The debate on driverless cars
I have blogged earlier here and here about the role of agenda-setting in shaping the trajectory of ideas and technologies. A disturbing trend has been the capture of this agenda-setting process by corporate and elite interests. The example of driverless cars is yet another illustration.
The widespread adoption of driverless cars throws up several public problems. Foremost, automating driving squeezes out the very large low-income occupational category of vehicle drivers. The technology creates taxis and vehicles without drivers. There is nothing on the horizon to accommodate the tens of millions so displaced.
Second, in a world of driverless cars, making taxis cheaper and allowing more vehicles on the roads, will worsen the current preferential treatment that cars have over public transit. More people will exit public transit systems and the voices supporting public transport will be even more silenced. The public funding for mass transit will decline further and its neglect will worsen.
Third, at a time when we are trying to limit transportation-related carbon emissions, this trend would work in exactly the opposite direction.
These public costs will have to be weighed against the private benefits by way of greater profits to a few large corporations and greater convenience to taxi users and those who can afford driverless vehicles.
The trickle-down positive externalities that supporters of such technologies claim are generally too slow to realize, too little to be of significance, and too concentrated among a few as to be of no relevance to the vast majority. In any case, these collateral benefits have to be weighed against the negative externalities arising from the elimination of an entire economic segment.
Surprisingly none of these high-level issues are considerations when decisions on the adoption of driverless vehicles get taken by governments. The San Francisco example is illustrative.
FT has a long read on the debate surrounding a vote in San Francisco on whether to allow robotaxis on its roads. The support for robotaxis is overwhelmingly from corporate interests, many based in the city (GM-owned Cruise, Amazon-owned Zoox, and Alphabet-owned Waymo). They tout several benefits
Driverless car executives have touted the potential to bring dramatic safety improvements. Robots do not get sleepy, distracted or enraged. Nor will they drive drunk, talk on the phone or rush to get to work. For passengers who feel vulnerable hailing a ride with a stranger, especially late at night, a driverless car can be a sort of refuge.
Note the framing of the benefits of robotaxis - all centered around safety, convenience, and efficiency. No mention of any of the important aforementioned public issues. Once the debate gets anchored around the likes of safety and convenience, it's only a matter of time before the narrative overwhelms any opposition.
The California State Public Utilities Commission, which regulates self-driving cars in the state, voted 3-1 to permit Cruise and Waymo to offer paid rides anytime during the day throughout the city. The seven-hour hearing on the issue by the Commission was almost entirely on concerns of road safety. Even the dissenting Commissioner's vote was on concerns of safety. This narrow technical framing of the hearing, overlooking the important public issues mentioned above, is a teachable example of what's wrong with the decision-making progress on technology adoption.

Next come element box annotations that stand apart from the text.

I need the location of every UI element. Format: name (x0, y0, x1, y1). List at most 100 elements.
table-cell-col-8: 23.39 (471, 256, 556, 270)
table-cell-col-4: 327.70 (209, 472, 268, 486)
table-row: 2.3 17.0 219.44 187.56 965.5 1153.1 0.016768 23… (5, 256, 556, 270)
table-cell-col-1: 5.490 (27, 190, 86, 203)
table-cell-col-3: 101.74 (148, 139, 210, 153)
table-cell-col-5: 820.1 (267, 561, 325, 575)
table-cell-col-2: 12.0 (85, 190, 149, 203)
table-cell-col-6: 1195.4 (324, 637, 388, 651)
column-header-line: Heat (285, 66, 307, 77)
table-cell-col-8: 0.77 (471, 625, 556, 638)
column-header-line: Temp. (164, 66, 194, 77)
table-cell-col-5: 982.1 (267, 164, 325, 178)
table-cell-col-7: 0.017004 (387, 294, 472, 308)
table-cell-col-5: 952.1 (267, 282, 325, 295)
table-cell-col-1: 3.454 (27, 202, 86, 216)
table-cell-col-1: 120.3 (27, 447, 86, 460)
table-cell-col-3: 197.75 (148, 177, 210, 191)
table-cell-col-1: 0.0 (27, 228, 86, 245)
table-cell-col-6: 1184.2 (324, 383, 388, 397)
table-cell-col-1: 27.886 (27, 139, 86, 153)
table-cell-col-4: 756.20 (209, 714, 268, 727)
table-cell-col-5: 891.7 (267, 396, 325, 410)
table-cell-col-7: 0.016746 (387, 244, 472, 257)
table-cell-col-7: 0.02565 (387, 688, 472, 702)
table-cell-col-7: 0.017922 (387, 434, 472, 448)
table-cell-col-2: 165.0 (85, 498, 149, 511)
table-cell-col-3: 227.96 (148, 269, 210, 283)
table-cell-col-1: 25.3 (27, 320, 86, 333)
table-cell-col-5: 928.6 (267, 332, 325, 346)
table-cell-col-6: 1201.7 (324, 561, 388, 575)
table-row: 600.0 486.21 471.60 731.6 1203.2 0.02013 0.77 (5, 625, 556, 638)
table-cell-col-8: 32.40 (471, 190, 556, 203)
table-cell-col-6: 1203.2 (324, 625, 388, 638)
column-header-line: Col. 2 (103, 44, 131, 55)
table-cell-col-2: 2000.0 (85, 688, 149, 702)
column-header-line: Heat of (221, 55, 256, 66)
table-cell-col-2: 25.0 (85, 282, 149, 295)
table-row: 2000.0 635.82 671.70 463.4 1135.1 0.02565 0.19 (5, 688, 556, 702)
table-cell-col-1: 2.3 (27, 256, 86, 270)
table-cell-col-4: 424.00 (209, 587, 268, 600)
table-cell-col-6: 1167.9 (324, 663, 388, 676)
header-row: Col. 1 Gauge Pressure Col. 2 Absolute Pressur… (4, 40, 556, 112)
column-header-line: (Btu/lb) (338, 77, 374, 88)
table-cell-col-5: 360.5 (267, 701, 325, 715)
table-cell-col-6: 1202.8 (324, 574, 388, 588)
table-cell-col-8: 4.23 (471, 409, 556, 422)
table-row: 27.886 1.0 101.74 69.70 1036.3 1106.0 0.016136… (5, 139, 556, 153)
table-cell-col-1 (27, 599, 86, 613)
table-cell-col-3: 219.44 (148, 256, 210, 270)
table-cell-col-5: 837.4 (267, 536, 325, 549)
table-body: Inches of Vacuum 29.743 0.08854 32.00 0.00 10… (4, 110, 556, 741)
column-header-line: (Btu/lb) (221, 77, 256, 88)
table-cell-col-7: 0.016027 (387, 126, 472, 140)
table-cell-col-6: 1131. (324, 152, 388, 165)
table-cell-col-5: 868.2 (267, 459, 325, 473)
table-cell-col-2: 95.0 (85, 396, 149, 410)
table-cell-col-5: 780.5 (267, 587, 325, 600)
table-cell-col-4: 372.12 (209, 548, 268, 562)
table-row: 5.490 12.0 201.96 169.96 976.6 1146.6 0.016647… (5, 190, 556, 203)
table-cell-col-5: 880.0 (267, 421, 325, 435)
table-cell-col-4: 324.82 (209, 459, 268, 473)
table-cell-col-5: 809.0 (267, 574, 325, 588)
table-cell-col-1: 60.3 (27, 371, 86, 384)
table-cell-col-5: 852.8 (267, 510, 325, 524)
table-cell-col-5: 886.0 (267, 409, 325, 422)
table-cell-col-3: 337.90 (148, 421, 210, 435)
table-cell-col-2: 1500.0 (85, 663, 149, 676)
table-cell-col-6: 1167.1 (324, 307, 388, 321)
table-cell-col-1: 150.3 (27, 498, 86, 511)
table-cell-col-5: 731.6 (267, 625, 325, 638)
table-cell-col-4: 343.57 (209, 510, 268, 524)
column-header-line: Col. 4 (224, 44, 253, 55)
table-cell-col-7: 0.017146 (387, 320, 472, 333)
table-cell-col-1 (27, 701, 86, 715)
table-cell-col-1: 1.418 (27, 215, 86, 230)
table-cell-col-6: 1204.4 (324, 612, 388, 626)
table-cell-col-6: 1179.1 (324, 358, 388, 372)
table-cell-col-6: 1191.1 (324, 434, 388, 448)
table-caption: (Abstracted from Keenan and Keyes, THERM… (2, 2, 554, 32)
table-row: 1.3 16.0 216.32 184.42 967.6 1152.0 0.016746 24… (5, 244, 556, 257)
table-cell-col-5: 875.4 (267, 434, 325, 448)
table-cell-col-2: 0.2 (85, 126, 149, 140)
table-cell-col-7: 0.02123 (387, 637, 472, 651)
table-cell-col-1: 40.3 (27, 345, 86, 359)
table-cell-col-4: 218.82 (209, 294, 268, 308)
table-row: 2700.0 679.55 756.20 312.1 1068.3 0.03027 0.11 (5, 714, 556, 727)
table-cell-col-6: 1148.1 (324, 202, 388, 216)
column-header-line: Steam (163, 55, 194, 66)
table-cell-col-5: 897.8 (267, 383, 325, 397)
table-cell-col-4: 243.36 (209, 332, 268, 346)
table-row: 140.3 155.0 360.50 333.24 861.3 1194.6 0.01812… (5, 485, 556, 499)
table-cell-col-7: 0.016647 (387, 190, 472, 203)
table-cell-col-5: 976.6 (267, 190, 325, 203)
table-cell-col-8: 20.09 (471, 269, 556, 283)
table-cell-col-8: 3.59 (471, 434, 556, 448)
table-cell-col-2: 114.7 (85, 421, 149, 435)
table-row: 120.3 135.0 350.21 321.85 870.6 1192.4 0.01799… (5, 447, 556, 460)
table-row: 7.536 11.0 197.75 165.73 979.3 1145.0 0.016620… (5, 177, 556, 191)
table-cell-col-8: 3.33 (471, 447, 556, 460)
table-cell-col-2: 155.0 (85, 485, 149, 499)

The Commission's vote came overruling strong opposition from local officials, including the San Francisco Departments of Public Works and Fire Services, Municipal Transportation Agency, and Planning Commission. The local government has had no role in the decision, that was appropriated by technocrats in the State Government.
Even the media debates fall unwittingly into this framing. Consider this from an article in NYT on the San Francisco debate,
Are the driverless cars an interesting and safe transportation alternative? Or are they a nuisance and a traffic-blocking disaster waiting to happen?
The article makes only passing mention of the serious social and public policy problems caused by the introduction of robotaxis.
We cannot also overlook the non-trivial technical problems - see this, this, this, and this - that driverless vehicles are unable to surmount even today.
There was the recent incident when a fleet of driverless vehicles froze and blocked traffic during a Friday night concert at North Beach. Days later, an autonomous car got stuck in wet cement at a construction site, and then a robotaxi crashed into a firetruck responding to an emergency call. Weeks earlier, pet lovers were mortified when a vehicle struck and killed a small dog.
Corporate interests frame their endeavor as part of the widely accepted narrative of technological progress and have lobbied hard to capture regulatory and standards-setting institutions and important decision-makers. They are right to believe that once robotaxis are introduced and are able to demonstrate successful adoption, the prevailing hostility and apprehensions among some groups will dissolve over time.
It's not surprising given the financial stakes involved. To put that in perspective, it's estimated that investors have poured more than $50 billion into the idea of driverless cars even before one robotaxi service has been introduced.
However, the marginalisation of public debates on the adoption of robotaxis to narrow technical issues, overlooking the critical public problems unleashed is a testament to the elite capture of the political institutions and the broken nature of the political process.